Re: Japanese analyzer

Jerome Lanneluc Fri, 18 Jan 2013 07:18:04 -0800

Thanks Dawid, that was it. I'm now using an empty stoptags set and I'm 
seeing all the expected tokens.


Jerome



From:   Dawid Weiss <[email protected]>
To:     [email protected], 
Date:   01/18/2013 02:52 PM
Subject:        Re: Japanese analyzer



Jerome,

Some of the tokens are removed because their part of speech tags are
in the stoptags file?

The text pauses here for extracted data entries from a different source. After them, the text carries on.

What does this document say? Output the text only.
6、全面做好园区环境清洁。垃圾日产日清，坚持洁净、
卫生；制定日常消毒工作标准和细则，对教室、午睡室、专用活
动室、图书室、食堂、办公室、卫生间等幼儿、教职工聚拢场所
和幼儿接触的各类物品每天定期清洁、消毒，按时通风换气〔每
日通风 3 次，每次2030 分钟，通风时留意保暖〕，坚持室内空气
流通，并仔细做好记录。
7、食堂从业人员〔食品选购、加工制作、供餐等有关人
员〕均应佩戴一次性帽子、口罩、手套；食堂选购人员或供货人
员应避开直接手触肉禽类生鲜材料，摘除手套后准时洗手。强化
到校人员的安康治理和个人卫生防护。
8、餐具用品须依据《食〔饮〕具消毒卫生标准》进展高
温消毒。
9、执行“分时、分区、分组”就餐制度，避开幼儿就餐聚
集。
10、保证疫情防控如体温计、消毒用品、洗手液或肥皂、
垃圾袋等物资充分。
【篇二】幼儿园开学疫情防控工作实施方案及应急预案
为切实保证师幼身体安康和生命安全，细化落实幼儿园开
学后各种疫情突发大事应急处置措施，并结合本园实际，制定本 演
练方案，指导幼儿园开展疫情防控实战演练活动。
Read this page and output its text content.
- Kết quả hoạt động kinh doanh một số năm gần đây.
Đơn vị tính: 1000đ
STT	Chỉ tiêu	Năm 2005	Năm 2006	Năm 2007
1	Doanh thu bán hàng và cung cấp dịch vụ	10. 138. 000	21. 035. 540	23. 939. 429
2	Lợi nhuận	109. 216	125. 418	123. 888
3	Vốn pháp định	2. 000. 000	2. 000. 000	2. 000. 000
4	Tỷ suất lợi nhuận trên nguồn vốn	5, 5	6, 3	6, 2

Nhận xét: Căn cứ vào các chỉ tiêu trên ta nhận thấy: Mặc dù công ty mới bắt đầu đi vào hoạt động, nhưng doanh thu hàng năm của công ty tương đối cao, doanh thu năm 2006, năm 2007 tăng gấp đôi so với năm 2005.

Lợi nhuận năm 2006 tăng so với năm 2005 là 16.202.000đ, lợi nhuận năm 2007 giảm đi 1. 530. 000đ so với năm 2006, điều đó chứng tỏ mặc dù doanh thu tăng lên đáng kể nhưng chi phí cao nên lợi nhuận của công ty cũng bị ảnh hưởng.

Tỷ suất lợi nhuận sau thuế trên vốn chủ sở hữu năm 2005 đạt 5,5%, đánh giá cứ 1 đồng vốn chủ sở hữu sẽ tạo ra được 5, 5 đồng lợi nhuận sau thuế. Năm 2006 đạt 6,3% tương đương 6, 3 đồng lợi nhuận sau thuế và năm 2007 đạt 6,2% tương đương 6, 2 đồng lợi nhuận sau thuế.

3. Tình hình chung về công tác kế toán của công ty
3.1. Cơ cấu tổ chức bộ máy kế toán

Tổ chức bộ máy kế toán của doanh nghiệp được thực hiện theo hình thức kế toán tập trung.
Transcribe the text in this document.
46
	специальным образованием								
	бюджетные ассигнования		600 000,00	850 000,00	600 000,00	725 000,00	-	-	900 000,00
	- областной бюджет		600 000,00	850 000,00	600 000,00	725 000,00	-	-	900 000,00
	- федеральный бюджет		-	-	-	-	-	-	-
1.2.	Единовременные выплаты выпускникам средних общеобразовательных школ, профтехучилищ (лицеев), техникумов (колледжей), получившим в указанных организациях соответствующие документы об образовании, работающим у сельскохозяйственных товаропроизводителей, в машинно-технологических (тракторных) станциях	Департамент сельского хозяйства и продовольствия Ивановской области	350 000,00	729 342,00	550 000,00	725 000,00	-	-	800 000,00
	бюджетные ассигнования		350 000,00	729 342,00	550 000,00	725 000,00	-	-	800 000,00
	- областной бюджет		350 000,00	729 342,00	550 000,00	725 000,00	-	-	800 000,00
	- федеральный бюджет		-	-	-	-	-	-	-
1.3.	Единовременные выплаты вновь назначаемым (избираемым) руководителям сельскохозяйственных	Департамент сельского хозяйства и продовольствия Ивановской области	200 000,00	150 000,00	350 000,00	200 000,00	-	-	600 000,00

That's my guess at least -- you can always try
to copy/paste Japanese analyzer and change the token stream
components:

  protected TokenStreamComponents createComponents(String fieldName,
Reader reader) {
    Tokenizer tokenizer = new JapaneseTokenizer(reader, userDict, true, 
mode);
    TokenStream stream = new JapaneseBaseFormFilter(tokenizer);
    stream = new JapanesePartOfSpeechStopFilter(true, stream,
stoptags);    << this is the thing I was talking about.
    stream = new CJKWidthFilter(stream);
    stream = new StopFilter(matchVersion, stream, stopwords);
    stream = new JapaneseKatakanaStemFilter(stream);
    stream = new LowerCaseFilter(matchVersion, stream);
    return new TokenStreamComponents(tokenizer, stream);
  }

Dawid

On Fri, Jan 18, 2013 at 2:46 PM, Jerome Lanneluc
<[email protected]> wrote:
> Thanks for your answer.
>
> No those words are not part of the stop word file (I'm using the one 
that
> comes with the Japanese analyzer in lucene-kuromoji-3.6.1.jar.
>
> My Japanese contact told me that the first sentence means "I am 
Japanese"
> and the second one is a unit of length.
>
> Jerome
>
>
>
> From:   Swapnil Patil <[email protected]>
> To:     [email protected],
> Date:   01/18/2013 02:33 PM
> Subject:        Re: Japanese analyzer
>
>
>
> Hi,
>
> I just translated these words, using google translate look like Japanese
> I [
> Can you check if these words are  in your stopword file.
> if these words exits in your stop word file than you will not get them 
in
> token stream.
>
> -Swapnil
>
> On Fri, Jan 18, 2013 at 6:58 PM, Jerome Lanneluc
> <[email protected]
>> wrote:
>
>> [私 日本人
>
>
>
> Sauf indication contraire ci-dessus:/ Unless stated otherwise above:
> Compagnie IBM France
> Siège Social : 17 avenue de l'Europe, 92275 Bois-Colombes Cedex
> RCS Nanterre 552 118 465
> Forme Sociale : S.A.S.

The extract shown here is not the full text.